From The Editor | January 11, 2017

A Guide For Assessing Industrial Discharge

Peter Chawaga - editor

By Peter Chawaga

Wastewater treatment plants are staffed by hardworking operators and equipped with top-of-the-line equipment to handle the influent that comes their way and get it treated and up to code. But it’s the governing bodies and regulators that determine what that code will be and how to keep it from being breached, ultimately setting the standards for public and environmental health.

To help ensure that those standards are upheld, the U.S. EPA has released a new best practices guide aimed at addressing hazardous chemical discharges to wastewater treatment plants.

“The target audiences for the guide are National Pollutant Discharge Elimination System [NPDES] permit writers for POTWs [publicly-owned treatment works] and pretreatment coordinators for their state, region, or POTWs,” an EPA spokesperson said.

Per the Clean Water Act, the NPDES was established to address pollution into surface water. Any industrial or municipal facility that discharges waste into surface waters must obtain an NPDES permit to do so, provided by a state- or federally-employed permit writer. Wastewater treatment plants with approved pretreatment programs will also have pretreatment coordinators who can provide information about requirements and coordinate with the EPA over pertinent regulations.

The guide parses the EPA’s three main regulations for addressing toxic and hazardous pollutants: the Emergency Planning and Community Right-to-Know Act (EPCRA) for limiting toxic release inventory (TRI) chemicals, the Resource Conservation and Recovery Act (RCRA) for hazardous waste, and the Clean Water Act (CWA) for other pollutants. It also describes online tools that permit writers and pretreatment coordinators can use to gather more information about pollutants.

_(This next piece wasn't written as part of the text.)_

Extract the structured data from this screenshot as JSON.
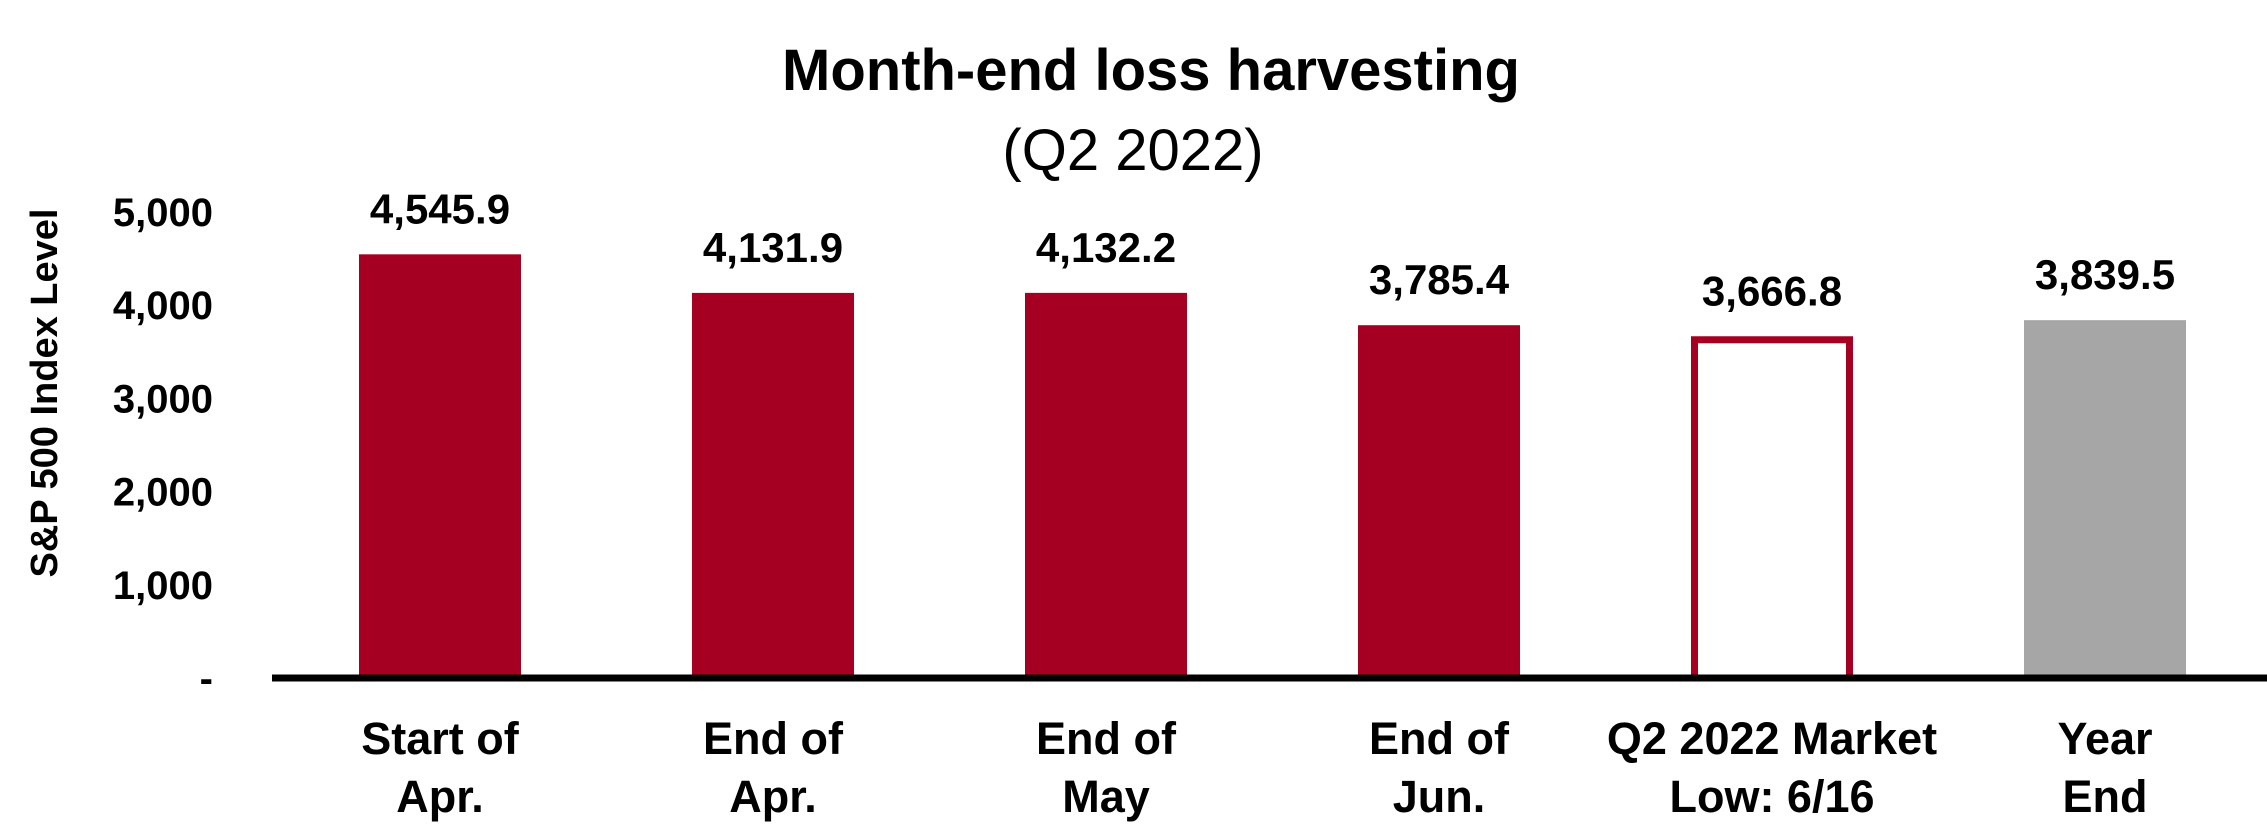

It was developed by the EPA’s pretreatment program, a cooperative effort between federal and local regulators to protect water quality from wastewater discharges, at the behest of the agency’s Office of Inspector General (OIG).

“The OIG recommended better linkages and coordination between EPA programs that deal with hazardous chemicals discharged to POTWs,” an EPA spokesperson said. “The OIG also recommended that information on whole effluent toxicity (WET) be more widely available [and that] better tools be available for NPDES permit writers and pretreatment coordinators to analyze TRI and WET information and apply it to the permit through the pretreatment program.”

As the EPA sees it, permit writers and wastewater treatment plants are not necessarily prepared to deal with a particularly challenging type of waste: discharge from industrial operations.

“Most wastewater treatment plants are designed to treat primarily domestic sewage,” the spokesperson said. “POTWs and permit writers for POTWs receiving industrial wastewater that is potentially hazardous or toxic must evaluate whether this influent has a reasonable potential to cause pass-through or interference and result in an NPDES permit violation.”

By describing the EPA’s regulations on statutes that address toxic and hazardous chemicals of the types found in industrial wastewater, the guide was compiled as a way to help them with that challenge and to assess whether or not they are prepared.

“Understanding whether a POTW’s industrial users are discharging toxic and hazardous chemicals is important in establishing whether a pretreatment program needs to revise or enforce new local limits, or whether a POTW without a pretreatment program needs to develop one,” said the spokesperson. “The best practices guide includes resources for permit writers and pretreatment coordinators to identify potential sources of hazardous pollutants to conduct a reasonable potential analysis.”

The guide provides tools to permit writers and coordinators which will hopefully have a trickle-down effect that aids the work of wastewater treatment plants. In turn, that should help protect us all.